The Legend of Rudolph the Red-Nosed Reindeer
As an elementary Music teacher, I always use the lovable story of Rudolph in my instruction around the holidays for its moral value is quite significant in my students' lives. We all know that Rudolph has a uniqueness about him (his shiny red nose) that makes him different then the rest of Santa's reindeer. I feel it is an important lesson for my kids to know that no matter how they differ from others, that they are still special in their own way. We all have different talents and strengths and this is the lesson I strive to teach through this wonderful tale. Peer pressure is a hardship many students face and this story often encourages them to have better self-esteem. In addition, the Christmas carol is a fun one to sing and perform as well!
The Legend/Story Itself
For many years Rudolph, the red-nosed reindeer has been one of the most beloved Christmas characters and has been a cultural icon for children all over the world. Many of these children, however, are not aware of how the Christmas legend of Rudolph came about. What was its original purpose?

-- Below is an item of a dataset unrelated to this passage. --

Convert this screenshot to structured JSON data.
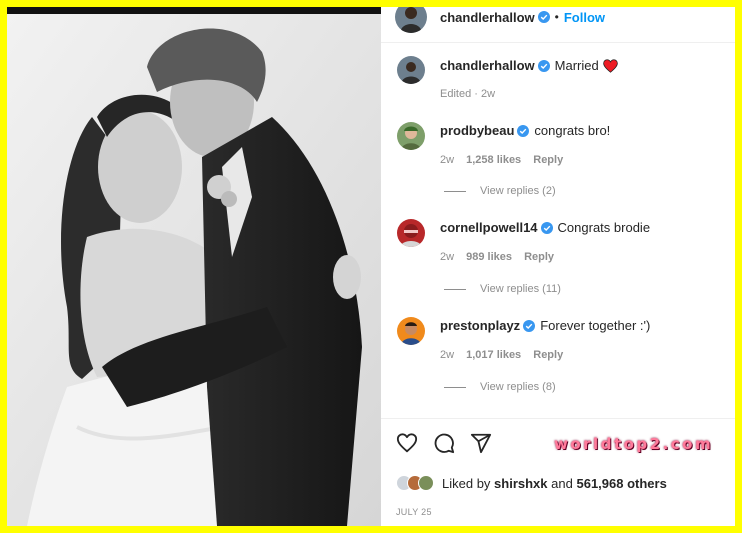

I decided that for the musical, I would research the history behind the "most famous reindeer of all", for every story has a story behind it...right? I wanted my students and their parents to understand why this character has brought such joy to our faces every year since they were little. What is it about this story that makes it so emotional? I found two versions of the story that are very similar, one is just a shorter version.
Here is an excerpt from one version of the origin of Rudolph the red-nosed reindeer:
..."Bob May knew only too well what it meant to be 'different'. As a child he had been weak and delicate. With the innocent cruelty of children, his playmates had continually goaded the stunted, skinny lad to tears. Later, at Dartsmouth, from which he graduated in 1936, Bob May was so small that he was always being mistaken for someone's little brother.
Nor was his adult life much happier. Unlike many of his classmates who floated from college into plush jobs, Bob became a lowly copy writer for Montgomery Ward, the big Chicago mail order house. Now at 33, Bob was deep in debt, depressed and sad.
Although, he didn't know it at the time, the answer he gave the little child on his lap was to bring him fame and fortune. It was also to bring joy to countless thousands of children like his own Barbara. On that December night in the shabby Chicago apartment, Bob cradled the little girl's head against his shoulder and began to tell a story . . ."
(To view the full version of this story you can go to www.youthonline.ca or www.beliefnet.com for a longer version.)
The presentation for this Christmas legend is simple. I chose two students from the 8th grade to narrate the legend because it is a little longer. I provided them the legend on paper and they stood at a podium for this was the longest portion of the musical.
I then chose the 7th and 8th grade classes to sing of course, Rudolph the Red-Nosed Reindeer, for I figured it would be the most fun for them and they would get the audience involved the most.
Costumes for this legend were very easy. All I did, was make antlers out of brown poster board. I used an antler pattern for all of them and then just measured them to fit their heads and stapled them together. I then chose one student to wear all brown and to wear a huge red clown nose that I had borrowed from one of the teachers. He then danced around the audience while the students sang the song. It was very cute and it got the audience to clap to the music and participate. The younger children loved it as well! If you had a little extra money, you could get nicer reindeer antlers made from cloth and a suit from a costume shop or Music K-8 Magazine's website.
The dancing for this number was simple and mostly hand motions again and a little bit of turns and shaking. The students actually helped me choreograph it which made them more willing to participate (especially the boys-you know how young teenagers can be). I also let them add the "extras" in the lyrics i.e. "like Monopoly" and ""Ho Ho Ho".
This is a great musical idea and one of the most famous Christmas songs of all time. Your audience will love hearing the story behind old Rudolph, especially when narrated by their own children. It is definitely a performance that will "go down in history"!